I looked through the Handmade Loaf and based this loaf on Dan Lepard’s white maize and wheat loaf but used wheat and rye flours.  I used more whey and less leaven, simply because that is what I had to hand and was worried that the whey might go off if I left it another day while I built up the starter.

100 g white leaven (which had been fed a couple of tsp of the new yoghurt the day before and been refreshed and was a bit over excited and smelt sweetly lactic!)
400g or so of yoghurt whey
350g of very strong white flour
100g of whitewholewheat ( American flour)
50g of rye flour
8g  fine sea salt
5g of fresh yeast

I made just over one kilo of dough, which I proved in two oval bannetons.   They were quite slow to rise to start with as I mixed them with the whey from the fridge so it was all quite cold.
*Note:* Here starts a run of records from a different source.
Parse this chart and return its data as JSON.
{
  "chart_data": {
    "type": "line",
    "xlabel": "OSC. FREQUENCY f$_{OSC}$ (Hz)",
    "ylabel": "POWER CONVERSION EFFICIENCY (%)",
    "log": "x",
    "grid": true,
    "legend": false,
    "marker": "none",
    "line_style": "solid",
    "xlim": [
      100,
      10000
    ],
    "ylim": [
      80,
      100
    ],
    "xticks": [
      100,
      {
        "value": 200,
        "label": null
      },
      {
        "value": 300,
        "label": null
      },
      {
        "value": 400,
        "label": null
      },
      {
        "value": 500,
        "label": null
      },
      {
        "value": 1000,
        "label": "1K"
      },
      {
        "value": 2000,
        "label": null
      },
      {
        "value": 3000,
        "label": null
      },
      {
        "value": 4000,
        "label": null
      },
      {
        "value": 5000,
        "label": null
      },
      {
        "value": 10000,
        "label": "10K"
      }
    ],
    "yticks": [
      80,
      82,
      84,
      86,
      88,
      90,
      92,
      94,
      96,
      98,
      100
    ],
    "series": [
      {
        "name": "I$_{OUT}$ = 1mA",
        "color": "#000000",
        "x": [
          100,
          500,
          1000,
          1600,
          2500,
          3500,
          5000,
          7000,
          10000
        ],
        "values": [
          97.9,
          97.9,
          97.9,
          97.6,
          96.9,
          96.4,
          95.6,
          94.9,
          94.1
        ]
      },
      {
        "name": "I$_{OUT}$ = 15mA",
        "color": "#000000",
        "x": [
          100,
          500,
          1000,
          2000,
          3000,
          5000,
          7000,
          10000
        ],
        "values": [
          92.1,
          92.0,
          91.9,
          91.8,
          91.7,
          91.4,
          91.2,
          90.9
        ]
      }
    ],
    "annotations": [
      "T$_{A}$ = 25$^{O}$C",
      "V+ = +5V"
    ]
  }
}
Plus the initial amount of leaven was smaller so I expected it to take its time.

I mixed the dough at 11 am and popped the shaped loaves into bannetons 3.5 hours later. Finally into the oven at 220 C  with steam at 6.30 pm.

I lowered the temperature after 15 minutes to 200 C  and again to  190 C for the last 15 minutes.

It made a beautiful fragrant loaf with a pale yellow translucent crumb and a dark golden brown crust.

Well worth doing!  Definitely a bread to make again and again!